Quem não gosta de uma animada festa cultural, com boa comida típica e músicas que nos remetem à região dos antepassados? Nem todas as pessoas gostam disso, mas com certeza os leitores deste Blog e é a eles que dedicamos este texto.

Nem sempre uma iniciativa cultural significa promover cultura. Pode parecer absurdo, mas é algo que acontece com certa frequência e nós do Blog Tiroleses no Brasil temos observado essa contradição em festas “trentinas” de diversas cidades brasileiras.

“Ora, eu admiro muito os oriundi que se esforçam em manter vivas as próprias raízes, mas devo igualmente alertar que certas atitudes fogem um pouco dessas raízes que eles pretendem “redescobrir” (…) vestidos com roupas imitando as do Tirol, dançando nada menos que uma tarantella com chapéu de montanhês ou tirolês na cabeça e cantando canções como O sole mio, Torna a Surriento, Santa Lucia, etc., que são de origem napolitana. (…) Misturar as duas tradições é o equivalente a misturar cantos e danças da caatinga, as roupas dos cangaceiros do Nordeste brasileiro com os cantos, as roupas e danças dos gaúchos. (…) É preciso alertar que às vezes esse tipo de boa vontade pode produzir efeitos negativos e contrários e no lugar de difundir cultura, se corre o risco de fazer uma ‘anti-cultura’. A esses aspectos pouco ortodoxos se soma a imagem negativa que se forma”.

(PASCOLI, 2002).

Mistificações e macarronices…

“A memória se faz de lembranças, mas também de esquecimentos”. E acrescentaríamos que se faz também a partir de releituras. A ideia de italianidade entre muitos brasileiros, descendentes ou não de imigrantes, é permeada de estereótipos e contradições. O mesmo se dirá da ideia que se faz dos “alemães”. O que dizer, então, dos tiroleses de língua italiana que eram imigrantes austríacos, falantes do italiano e com uma cultura que “mescla” aspectos germânicos e latinos?

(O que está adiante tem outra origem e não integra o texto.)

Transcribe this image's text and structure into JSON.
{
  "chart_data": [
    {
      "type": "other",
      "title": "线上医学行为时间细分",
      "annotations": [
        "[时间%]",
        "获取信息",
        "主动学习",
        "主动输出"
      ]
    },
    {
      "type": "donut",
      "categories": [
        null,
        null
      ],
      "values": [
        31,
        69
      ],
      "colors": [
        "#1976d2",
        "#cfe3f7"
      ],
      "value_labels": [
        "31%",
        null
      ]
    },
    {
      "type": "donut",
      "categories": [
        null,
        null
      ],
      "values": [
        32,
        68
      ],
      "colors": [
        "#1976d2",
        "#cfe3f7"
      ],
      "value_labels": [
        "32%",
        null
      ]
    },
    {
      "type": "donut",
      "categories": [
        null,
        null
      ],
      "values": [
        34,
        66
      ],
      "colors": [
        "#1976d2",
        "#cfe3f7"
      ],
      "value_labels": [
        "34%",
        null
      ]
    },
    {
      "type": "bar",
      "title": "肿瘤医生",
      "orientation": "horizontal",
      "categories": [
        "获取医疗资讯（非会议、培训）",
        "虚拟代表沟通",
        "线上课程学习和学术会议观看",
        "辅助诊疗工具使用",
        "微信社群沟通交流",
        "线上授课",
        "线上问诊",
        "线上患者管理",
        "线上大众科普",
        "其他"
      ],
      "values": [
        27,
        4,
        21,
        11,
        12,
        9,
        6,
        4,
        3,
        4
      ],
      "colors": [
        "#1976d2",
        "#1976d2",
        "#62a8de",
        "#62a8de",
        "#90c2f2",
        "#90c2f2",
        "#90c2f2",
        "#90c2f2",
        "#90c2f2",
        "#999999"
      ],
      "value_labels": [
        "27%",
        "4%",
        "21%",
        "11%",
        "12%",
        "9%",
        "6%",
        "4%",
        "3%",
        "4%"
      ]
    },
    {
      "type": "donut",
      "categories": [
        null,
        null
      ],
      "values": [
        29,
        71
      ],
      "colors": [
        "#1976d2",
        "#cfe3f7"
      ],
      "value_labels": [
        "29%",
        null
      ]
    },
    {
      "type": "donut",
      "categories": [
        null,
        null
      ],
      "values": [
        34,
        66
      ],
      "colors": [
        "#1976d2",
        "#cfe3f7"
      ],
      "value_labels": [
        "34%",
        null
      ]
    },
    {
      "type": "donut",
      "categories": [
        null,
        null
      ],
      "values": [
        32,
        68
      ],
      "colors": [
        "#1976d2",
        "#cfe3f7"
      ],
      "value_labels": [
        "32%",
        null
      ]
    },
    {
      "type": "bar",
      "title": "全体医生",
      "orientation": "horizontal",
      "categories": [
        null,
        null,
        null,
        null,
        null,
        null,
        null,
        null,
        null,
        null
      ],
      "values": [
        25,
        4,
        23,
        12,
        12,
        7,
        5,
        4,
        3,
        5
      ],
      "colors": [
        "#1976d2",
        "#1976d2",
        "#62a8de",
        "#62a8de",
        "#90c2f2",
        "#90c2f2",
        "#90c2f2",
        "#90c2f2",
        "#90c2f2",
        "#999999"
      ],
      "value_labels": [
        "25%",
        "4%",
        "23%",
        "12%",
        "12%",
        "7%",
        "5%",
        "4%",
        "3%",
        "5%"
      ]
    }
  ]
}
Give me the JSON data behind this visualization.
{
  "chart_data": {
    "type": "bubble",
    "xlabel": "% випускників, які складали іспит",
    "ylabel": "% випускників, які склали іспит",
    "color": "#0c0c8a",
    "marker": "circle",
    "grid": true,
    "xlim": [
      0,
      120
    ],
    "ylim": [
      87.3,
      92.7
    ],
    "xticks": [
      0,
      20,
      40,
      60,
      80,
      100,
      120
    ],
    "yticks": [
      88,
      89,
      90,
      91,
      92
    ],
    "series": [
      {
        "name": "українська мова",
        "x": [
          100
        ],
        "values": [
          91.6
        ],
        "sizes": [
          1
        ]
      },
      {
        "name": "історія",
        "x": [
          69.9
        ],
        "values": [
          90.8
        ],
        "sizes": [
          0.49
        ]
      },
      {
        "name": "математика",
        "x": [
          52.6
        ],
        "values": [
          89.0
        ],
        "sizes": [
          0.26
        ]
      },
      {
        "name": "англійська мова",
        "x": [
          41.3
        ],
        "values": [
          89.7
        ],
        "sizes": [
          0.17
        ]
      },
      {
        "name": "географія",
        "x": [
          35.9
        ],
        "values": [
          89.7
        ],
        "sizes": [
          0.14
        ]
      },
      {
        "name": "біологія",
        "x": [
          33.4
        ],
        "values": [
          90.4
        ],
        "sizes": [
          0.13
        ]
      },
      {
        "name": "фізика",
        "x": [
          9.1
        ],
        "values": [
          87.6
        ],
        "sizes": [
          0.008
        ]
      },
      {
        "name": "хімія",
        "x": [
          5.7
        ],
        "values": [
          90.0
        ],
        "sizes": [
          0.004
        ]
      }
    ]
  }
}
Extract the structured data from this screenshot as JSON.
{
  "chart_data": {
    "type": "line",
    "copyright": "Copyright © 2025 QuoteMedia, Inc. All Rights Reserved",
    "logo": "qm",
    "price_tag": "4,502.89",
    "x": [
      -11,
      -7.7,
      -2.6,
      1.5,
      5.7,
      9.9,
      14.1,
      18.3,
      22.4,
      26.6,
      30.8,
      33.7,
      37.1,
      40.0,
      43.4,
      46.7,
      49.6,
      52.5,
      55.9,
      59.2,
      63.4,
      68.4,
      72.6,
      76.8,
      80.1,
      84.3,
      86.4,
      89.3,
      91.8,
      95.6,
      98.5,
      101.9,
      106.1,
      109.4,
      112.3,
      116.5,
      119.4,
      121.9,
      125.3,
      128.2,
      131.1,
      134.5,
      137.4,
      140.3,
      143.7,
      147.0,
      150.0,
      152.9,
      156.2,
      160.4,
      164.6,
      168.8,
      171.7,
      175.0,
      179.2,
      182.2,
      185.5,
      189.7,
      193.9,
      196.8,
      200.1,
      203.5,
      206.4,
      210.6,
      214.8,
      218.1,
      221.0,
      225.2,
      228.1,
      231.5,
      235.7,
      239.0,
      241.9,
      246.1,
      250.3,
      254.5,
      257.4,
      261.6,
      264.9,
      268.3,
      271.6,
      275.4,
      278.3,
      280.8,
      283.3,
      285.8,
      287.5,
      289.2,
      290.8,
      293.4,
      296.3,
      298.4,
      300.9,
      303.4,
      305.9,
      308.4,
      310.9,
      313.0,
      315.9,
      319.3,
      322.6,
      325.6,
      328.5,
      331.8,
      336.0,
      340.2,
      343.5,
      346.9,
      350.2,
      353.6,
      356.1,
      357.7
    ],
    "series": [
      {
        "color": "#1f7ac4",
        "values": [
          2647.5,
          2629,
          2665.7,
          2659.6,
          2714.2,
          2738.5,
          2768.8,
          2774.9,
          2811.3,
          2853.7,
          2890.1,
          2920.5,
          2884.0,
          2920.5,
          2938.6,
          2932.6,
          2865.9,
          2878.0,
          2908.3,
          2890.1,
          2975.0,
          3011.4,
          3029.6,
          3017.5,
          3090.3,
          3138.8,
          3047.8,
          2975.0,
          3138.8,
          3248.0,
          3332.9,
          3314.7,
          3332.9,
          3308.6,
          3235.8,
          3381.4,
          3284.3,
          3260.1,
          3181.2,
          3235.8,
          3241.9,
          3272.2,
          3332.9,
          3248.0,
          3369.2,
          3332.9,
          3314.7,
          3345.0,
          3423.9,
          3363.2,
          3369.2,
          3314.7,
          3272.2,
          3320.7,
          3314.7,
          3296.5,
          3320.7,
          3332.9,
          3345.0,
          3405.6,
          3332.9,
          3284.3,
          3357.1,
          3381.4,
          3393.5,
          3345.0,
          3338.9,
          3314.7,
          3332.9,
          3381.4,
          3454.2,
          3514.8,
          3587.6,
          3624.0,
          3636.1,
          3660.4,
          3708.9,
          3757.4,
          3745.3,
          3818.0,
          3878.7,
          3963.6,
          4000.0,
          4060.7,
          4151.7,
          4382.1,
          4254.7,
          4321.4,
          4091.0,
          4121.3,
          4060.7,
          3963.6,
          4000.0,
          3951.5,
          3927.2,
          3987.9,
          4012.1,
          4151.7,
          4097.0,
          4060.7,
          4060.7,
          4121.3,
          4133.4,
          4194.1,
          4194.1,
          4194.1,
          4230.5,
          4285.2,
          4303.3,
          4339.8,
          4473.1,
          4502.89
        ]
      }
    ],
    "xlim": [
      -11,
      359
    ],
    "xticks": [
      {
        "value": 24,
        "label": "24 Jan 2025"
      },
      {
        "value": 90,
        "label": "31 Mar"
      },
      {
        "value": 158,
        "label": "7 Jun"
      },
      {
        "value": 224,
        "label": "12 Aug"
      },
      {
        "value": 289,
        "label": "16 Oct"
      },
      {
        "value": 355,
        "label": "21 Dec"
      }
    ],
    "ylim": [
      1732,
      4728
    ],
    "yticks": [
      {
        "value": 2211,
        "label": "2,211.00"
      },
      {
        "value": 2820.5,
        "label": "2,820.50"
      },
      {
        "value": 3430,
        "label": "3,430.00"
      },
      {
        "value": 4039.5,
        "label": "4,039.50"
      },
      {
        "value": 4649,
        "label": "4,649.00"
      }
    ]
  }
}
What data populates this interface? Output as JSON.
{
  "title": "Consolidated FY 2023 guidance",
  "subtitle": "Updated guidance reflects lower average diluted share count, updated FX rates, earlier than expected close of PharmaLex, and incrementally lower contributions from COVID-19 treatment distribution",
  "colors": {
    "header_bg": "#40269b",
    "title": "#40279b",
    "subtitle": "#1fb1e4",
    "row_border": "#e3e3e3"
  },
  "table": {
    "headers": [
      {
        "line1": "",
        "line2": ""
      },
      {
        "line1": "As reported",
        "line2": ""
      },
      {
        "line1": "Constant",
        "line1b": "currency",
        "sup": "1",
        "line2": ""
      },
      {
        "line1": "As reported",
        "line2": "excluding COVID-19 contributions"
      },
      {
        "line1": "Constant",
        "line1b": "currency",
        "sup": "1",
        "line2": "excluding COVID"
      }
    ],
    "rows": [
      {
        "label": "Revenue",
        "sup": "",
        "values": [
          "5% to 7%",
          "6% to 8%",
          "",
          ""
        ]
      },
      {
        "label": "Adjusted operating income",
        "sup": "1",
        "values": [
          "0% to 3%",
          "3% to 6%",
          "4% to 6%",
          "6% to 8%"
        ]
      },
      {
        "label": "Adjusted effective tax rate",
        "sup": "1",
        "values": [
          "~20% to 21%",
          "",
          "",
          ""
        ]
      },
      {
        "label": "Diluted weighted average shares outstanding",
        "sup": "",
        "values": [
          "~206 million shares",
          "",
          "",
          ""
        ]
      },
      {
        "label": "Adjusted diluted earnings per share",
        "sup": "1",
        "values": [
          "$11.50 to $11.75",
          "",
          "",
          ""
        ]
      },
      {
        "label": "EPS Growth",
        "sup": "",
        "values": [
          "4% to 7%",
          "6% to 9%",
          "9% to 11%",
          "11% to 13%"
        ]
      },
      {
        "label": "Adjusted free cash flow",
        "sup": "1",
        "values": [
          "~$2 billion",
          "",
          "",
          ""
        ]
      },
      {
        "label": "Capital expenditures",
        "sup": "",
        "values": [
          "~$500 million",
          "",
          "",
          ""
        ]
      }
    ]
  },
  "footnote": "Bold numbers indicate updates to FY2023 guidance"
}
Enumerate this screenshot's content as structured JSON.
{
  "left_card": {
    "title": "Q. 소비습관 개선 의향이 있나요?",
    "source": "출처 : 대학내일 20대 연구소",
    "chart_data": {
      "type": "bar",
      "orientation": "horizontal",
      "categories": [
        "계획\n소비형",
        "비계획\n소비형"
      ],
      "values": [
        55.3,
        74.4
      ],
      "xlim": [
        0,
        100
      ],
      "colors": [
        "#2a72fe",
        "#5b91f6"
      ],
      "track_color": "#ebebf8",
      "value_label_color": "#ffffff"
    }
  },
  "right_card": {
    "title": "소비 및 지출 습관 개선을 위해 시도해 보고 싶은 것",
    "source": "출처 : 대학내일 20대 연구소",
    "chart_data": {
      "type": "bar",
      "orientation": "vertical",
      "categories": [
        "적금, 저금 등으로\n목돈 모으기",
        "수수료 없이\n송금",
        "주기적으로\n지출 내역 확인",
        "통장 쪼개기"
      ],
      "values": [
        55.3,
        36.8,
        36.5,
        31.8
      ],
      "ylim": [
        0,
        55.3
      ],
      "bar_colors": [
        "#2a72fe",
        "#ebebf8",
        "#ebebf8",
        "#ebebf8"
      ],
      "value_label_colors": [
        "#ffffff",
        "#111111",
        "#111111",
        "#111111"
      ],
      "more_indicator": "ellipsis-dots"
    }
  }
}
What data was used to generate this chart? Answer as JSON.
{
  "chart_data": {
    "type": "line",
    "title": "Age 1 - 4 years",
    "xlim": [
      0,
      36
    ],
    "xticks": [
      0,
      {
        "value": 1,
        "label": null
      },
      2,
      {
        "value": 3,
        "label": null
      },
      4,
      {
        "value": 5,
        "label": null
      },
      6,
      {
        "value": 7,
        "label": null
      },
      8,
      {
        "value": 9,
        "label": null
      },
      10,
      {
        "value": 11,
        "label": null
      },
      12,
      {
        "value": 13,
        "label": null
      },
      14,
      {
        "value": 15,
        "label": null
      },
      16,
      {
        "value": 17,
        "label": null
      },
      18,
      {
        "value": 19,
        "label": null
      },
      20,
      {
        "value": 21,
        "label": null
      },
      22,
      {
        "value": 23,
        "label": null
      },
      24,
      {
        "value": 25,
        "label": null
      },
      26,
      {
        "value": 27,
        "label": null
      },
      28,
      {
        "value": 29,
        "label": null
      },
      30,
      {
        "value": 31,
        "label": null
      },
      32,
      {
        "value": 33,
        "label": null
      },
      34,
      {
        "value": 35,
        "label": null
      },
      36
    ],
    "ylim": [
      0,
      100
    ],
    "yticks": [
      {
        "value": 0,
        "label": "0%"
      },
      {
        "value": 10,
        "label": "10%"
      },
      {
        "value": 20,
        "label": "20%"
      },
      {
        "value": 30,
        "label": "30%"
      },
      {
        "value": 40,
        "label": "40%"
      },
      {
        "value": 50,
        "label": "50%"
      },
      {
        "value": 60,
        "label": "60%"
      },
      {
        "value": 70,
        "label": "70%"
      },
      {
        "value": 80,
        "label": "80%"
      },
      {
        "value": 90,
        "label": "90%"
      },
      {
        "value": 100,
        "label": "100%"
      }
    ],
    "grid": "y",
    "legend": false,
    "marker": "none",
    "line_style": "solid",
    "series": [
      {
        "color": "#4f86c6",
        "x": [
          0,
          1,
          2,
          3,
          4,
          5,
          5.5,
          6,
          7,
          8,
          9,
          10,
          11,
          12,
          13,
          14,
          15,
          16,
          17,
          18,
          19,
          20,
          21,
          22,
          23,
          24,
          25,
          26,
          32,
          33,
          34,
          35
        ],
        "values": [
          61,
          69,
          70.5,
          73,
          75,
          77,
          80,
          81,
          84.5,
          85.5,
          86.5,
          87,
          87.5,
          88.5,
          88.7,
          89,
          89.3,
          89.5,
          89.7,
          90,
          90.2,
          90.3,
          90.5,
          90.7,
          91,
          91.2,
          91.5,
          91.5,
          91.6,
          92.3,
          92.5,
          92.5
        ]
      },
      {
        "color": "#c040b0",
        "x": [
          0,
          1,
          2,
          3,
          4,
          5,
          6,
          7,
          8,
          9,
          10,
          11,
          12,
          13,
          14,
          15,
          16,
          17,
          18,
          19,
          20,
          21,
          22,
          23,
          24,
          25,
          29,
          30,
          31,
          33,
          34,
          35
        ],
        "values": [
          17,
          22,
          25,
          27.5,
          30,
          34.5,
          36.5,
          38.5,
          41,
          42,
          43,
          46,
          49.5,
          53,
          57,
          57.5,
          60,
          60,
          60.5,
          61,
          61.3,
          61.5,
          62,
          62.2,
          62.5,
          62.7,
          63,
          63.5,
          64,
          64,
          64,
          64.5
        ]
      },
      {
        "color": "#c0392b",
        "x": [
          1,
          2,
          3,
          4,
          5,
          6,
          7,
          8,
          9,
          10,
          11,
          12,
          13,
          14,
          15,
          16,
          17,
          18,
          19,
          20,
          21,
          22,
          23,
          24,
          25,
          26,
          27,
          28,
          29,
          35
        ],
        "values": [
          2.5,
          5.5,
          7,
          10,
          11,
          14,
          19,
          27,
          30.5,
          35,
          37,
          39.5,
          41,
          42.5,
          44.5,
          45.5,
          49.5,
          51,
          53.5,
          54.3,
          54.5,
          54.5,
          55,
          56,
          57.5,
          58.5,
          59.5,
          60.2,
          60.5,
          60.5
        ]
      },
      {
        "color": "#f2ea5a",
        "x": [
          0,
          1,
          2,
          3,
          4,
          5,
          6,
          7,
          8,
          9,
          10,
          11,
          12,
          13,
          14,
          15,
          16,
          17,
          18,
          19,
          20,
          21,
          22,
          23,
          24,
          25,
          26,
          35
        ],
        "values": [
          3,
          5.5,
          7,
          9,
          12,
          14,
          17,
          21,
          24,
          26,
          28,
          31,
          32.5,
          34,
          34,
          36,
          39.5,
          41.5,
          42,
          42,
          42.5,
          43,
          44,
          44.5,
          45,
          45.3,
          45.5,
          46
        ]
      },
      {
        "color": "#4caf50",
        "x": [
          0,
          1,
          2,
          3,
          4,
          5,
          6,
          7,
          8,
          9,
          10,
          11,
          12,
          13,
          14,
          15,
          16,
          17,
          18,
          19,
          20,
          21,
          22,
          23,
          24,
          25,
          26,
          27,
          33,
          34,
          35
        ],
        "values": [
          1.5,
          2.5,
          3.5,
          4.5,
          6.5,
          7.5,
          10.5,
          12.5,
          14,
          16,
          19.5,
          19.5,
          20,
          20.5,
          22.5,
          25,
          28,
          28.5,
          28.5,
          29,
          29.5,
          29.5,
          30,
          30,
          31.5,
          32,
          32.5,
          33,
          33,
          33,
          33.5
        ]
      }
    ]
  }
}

Ao invés de valorizar a polenta con cràuti (polenta com chucrute), prato trentino por excelência e que, de modo objetivo, resume qual é a cultura mista dessa região alpina, vemos eventos que, sem o menor constrangimento, misturam tradições ou – o que é pior – apresentam fantasias e invenções esdrúxulas como se fossem tradições e folclore dos imigrantes da região de Trento. Ou seja: e a indigesta polenta com tarantela com toques de mau gosto e boas pitadas de estereótipos.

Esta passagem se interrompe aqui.